As you can see the Python REPL requires a second carriage return after entering that second line containing the `if` statement. It isn’t something recommended, but can be done.

## What Is A Ternary Operator Alternative?

What can you use instead of the ternary operator? Is there something similar in Python that can be used?

In older versions of Python a way to perform the ternary operator was using tuples. Here’s an example of the format of that tuple:

``(value_if_false, value_if_true)[condition]``

The only problem with this approach is that the `value_if_false` isn’t true it will still run.

Here’s an example demonstrating the problem with this approach:

``````>>> my_age = 44
>>> (print("Your even"), print("Your odd"))[my_age % 2 == 1]

As you can see both expressions print out, this could easily be fixed by moving the `print` statement outside like so:

``````>>> my_age = 44
>>> print(("Your even", "Your odd")[my_age % 2 == 1])

However, if you don’t want the `False` side of the tuple to evaluate or run then the syntax will need a little tweak by inserting lambda expressions. Using the previous example where `print` functions were used in both tuple elements, let’s prefix these with `lambda` statements are run again:

``````>>> my_age = 44
>>> (lambda: print("Even"), lambda: print("Odd"))[my_age % 2 == 1]()
Even``````

Notice this time that the REPL didn’t output the `print` from the `False` tuple (being the first element, or the element with an index of `0`)?

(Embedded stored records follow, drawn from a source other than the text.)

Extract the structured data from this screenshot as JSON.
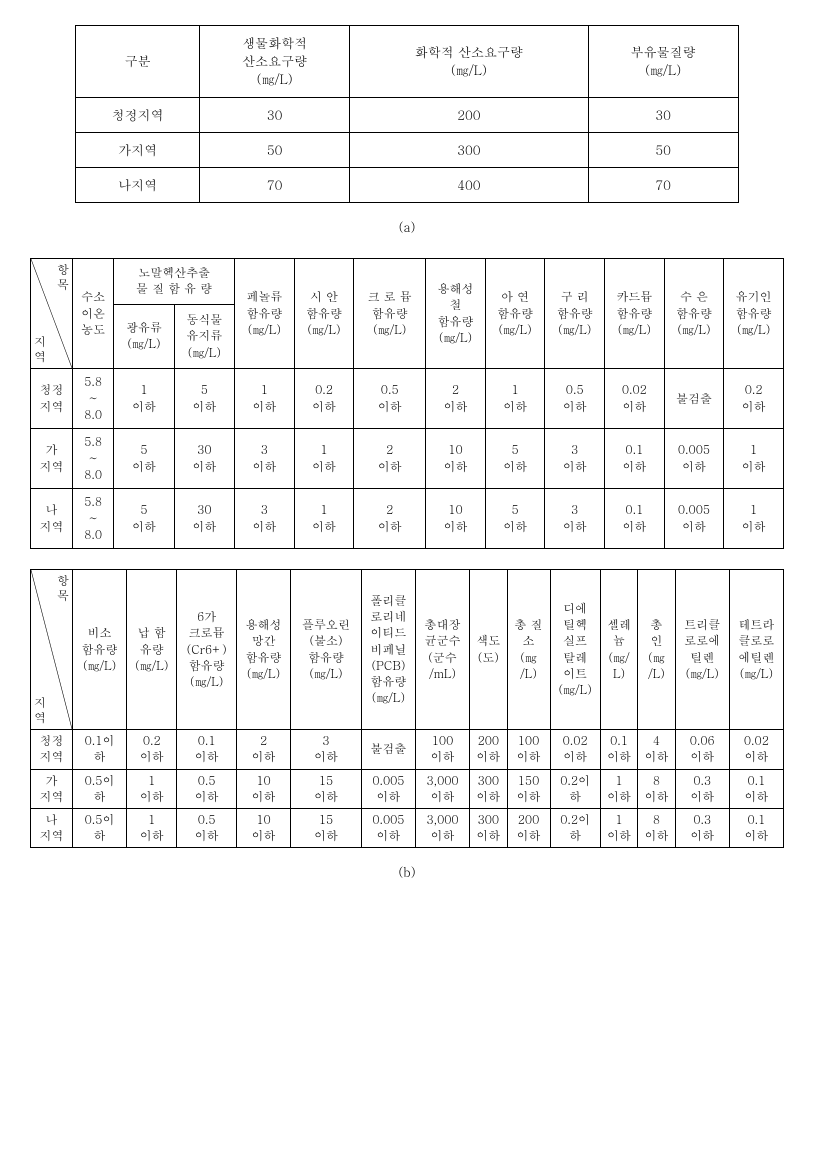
{
  "tableA": {
    "headers": [
      "구분",
      "생물화학적\n산소요구량\n(㎎/L)",
      "화학적 산소요구량\n(㎎/L)",
      "부유물질량\n(㎎/L)"
    ],
    "rows": [
      [
        "청정지역",
        "30",
        "200",
        "30"
      ],
      [
        "가지역",
        "50",
        "300",
        "50"
      ],
      [
        "나지역",
        "70",
        "400",
        "70"
      ]
    ],
    "caption": "(a)"
  },
  "tableB": {
    "diag_top": "항\n목",
    "diag_bot": "지\n역",
    "headers1": {
      "h1": "수소\n이온\n농도",
      "h2_group": "노말헥산추출\n물 질 함 유 량",
      "h2_a": "광유류\n(㎎/L)",
      "h2_b": "동식물\n유지류\n(㎎/L)",
      "h3": "페놀류\n함유량\n(㎎/L)",
      "h4": "시 안\n함유량\n(㎎/L)",
      "h5": "크 로 뮴\n함유량\n(㎎/L)",
      "h6": "용해성\n철\n함유량\n(㎎/L)",
      "h7": "아 연\n함유량\n(㎎/L)",
      "h8": "구 리\n함유량\n(㎎/L)",
      "h9": "카드뮴\n함유량\n(㎎/L)",
      "h10": "수 은\n함유량\n(㎎/L)",
      "h11": "유기인\n함유량\n(㎎/L)"
    },
    "rows": [
      {
        "region": "청정\n지역",
        "ph": "5.8\n~\n8.0",
        "c": [
          "1\n이하",
          "5\n이하",
          "1\n이하",
          "0.2\n이하",
          "0.5\n이하",
          "2\n이하",
          "1\n이하",
          "0.5\n이하",
          "0.02\n이하",
          "불검출",
          "0.2\n이하"
        ]
      },
      {
        "region": "가\n지역",
        "ph": "5.8\n~\n8.0",
        "c": [
          "5\n이하",
          "30\n이하",
          "3\n이하",
          "1\n이하",
          "2\n이하",
          "10\n이하",
          "5\n이하",
          "3\n이하",
          "0.1\n이하",
          "0.005\n이하",
          "1\n이하"
        ]
      },
      {
        "region": "나\n지역",
        "ph": "5.8\n~\n8.0",
        "c": [
          "5\n이하",
          "30\n이하",
          "3\n이하",
          "1\n이하",
          "2\n이하",
          "10\n이하",
          "5\n이하",
          "3\n이하",
          "0.1\n이하",
          "0.005\n이하",
          "1\n이하"
        ]
      }
    ]
  },
  "tableC": {
    "diag_top": "항\n목",
    "diag_bot": "지\n역",
    "headers": [
      "비소\n함유량\n(㎎/L)",
      "납 함\n유량\n(㎎/L)",
      "6가\n크로뮴\n(Cr6+)\n함유량\n(㎎/L)",
      "용해성\n망간\n함유량\n(㎎/L)",
      "플루오린\n(불소)\n함유량\n(㎎/L)",
      "폴리클\n로리네\n이티드\n비페닐\n(PCB)\n함유량\n(㎎/L)",
      "총대장\n균군수\n(군수\n/mL)",
      "색도\n(도)",
      "총 질\n소\n(㎎\n/L)",
      "디에\n틸헥\n실프\n탈레\n이트\n(㎎/L)",
      "셀레\n늄\n(㎎/\nL)",
      "총\n인\n(㎎\n/L)",
      "트리클\n로로에\n틸렌\n(㎎/L)",
      "테트라\n클로로\n에틸렌\n(㎎/L)"
    ],
    "rows": [
      {
        "region": "청정\n지역",
        "c": [
          "0.1이\n하",
          "0.2\n이하",
          "0.1\n이하",
          "2\n이하",
          "3\n이하",
          "불검출",
          "100\n이하",
          "200\n이하",
          "100\n이하",
          "0.02\n이하",
          "0.1\n이하",
          "4\n이하",
          "0.06\n이하",
          "0.02\n이하"
        ]
      },
      {
        "region": "가\n지역",
        "c": [
          "0.5이\n하",
          "1\n이하",
          "0.5\n이하",
          "10\n이하",
          "15\n이하",
          "0.005\n이하",
          "3,000\n이하",
          "300\n이하",
          "150\n이하",
          "0.2이\n하",
          "1\n이하",
          "8\n이하",
          "0.3\n이하",
          "0.1\n이하"
        ]
      },
      {
        "region": "나\n지역",
        "c": [
          "0.5이\n하",
          "1\n이하",
          "0.5\n이하",
          "10\n이하",
          "15\n이하",
          "0.005\n이하",
          "3,000\n이하",
          "300\n이하",
          "200\n이하",
          "0.2이\n하",
          "1\n이하",
          "8\n이하",
          "0.3\n이하",
          "0.1\n이하"
        ]
      }
    ],
    "caption": "(b)"
  }
}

Therefore, to use this syntax if there is an expression that could evaluate and impact your code with the non-returning side then prefix each of the tuple elements with the `lambda:` expression.

Here’s the syntax using `lambda`:

``(lambda: value_if_false, lambda: value_if_true)[condition]()``

## Summary

The ternary operator provides Python developers with the ability to code a conditional expression using a single line of code that is succinct and easy to follow.

If you’re looking to use the ternary operator in your code follow the format: `value_if_true if condition else value_if_false`.

If you’re looking to use an alternative that uses tuples use the format: `(lambda: value_if_false, lambda: value_if_true)[condition]()`.

Do remember both approaches have different ordering of the `True` and `False` values, so it might be best to use one approach consistently throughout your code.